Coach Marvin Diener: “He’s a real patient runner, and he has a great top end. He’s strong enough to break tackles. He can run inside and outside. He hated pushing people around when (his toe) hurt like that. He played when he shouldn’t have been playing at all. He wasn’t able to practice, and he got in bad shape. It took him through the playoffs to get back in that shape. Yet when he was sore, he was rushing for over 200 yards.”

Coach Alan Schuckman

Bishop Carroll

•  In the 15 years before Schuckman took over at Carroll, the Eagles were 46-92. In the 18 years under Schuckman, the Eagles are 152-40 and have had 17 straight winning seasons.

•  Schuckman won his first Class 5A title, 60-21 over Bishop Miege, completing a 13-0 season.
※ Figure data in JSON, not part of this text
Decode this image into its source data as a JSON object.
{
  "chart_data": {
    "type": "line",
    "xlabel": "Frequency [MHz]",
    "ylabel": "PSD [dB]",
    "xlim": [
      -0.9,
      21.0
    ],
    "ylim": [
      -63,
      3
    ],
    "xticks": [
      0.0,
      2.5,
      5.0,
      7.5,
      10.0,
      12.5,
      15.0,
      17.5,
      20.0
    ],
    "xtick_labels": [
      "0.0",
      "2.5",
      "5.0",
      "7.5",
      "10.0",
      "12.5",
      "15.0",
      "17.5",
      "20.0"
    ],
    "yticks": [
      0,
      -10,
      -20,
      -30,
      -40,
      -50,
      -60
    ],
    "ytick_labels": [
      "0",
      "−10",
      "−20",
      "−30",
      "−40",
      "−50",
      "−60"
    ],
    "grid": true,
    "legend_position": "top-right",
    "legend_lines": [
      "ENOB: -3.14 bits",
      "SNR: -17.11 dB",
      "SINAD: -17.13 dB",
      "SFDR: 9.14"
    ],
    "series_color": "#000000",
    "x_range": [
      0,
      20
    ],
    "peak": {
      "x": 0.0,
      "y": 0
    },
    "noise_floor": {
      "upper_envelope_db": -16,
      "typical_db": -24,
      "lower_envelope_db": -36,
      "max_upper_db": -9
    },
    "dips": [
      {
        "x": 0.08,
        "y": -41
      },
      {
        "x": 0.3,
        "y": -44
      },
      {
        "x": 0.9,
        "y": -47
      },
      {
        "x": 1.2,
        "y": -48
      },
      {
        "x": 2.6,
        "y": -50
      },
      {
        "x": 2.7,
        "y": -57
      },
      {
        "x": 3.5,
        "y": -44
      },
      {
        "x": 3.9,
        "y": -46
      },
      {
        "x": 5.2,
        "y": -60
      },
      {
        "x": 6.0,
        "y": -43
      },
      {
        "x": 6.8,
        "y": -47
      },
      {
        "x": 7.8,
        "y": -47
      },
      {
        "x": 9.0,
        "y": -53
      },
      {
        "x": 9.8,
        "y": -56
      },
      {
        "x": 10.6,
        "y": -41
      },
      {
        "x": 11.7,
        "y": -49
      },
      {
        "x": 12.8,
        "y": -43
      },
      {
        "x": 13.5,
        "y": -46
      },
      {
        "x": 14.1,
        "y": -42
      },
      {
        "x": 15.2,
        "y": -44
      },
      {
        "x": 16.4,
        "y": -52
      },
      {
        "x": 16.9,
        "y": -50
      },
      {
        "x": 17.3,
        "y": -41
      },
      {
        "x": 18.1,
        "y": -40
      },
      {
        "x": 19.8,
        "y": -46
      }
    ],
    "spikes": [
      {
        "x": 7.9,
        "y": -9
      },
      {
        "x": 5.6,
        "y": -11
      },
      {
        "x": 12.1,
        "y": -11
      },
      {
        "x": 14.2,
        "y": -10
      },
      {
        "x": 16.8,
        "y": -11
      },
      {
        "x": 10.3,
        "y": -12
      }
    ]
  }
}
•  It was Carroll’s first title since 1978. Carroll also played in the 2007 and 2010 5A title games.

Quarterback Zeke Palmer: “He has this process in place, and it’s worked for many yeas. Everything came together this year, and that’s what made us successful. We all bought into our motto of ‘all in,’ and we all believed in it and he made us believe in ourselves. That’s what made us succeed.

“It’s his determination and his will to succeed. He’s done so much for the program, weight-lifting wise, game-planning, making everything about the program top notch.”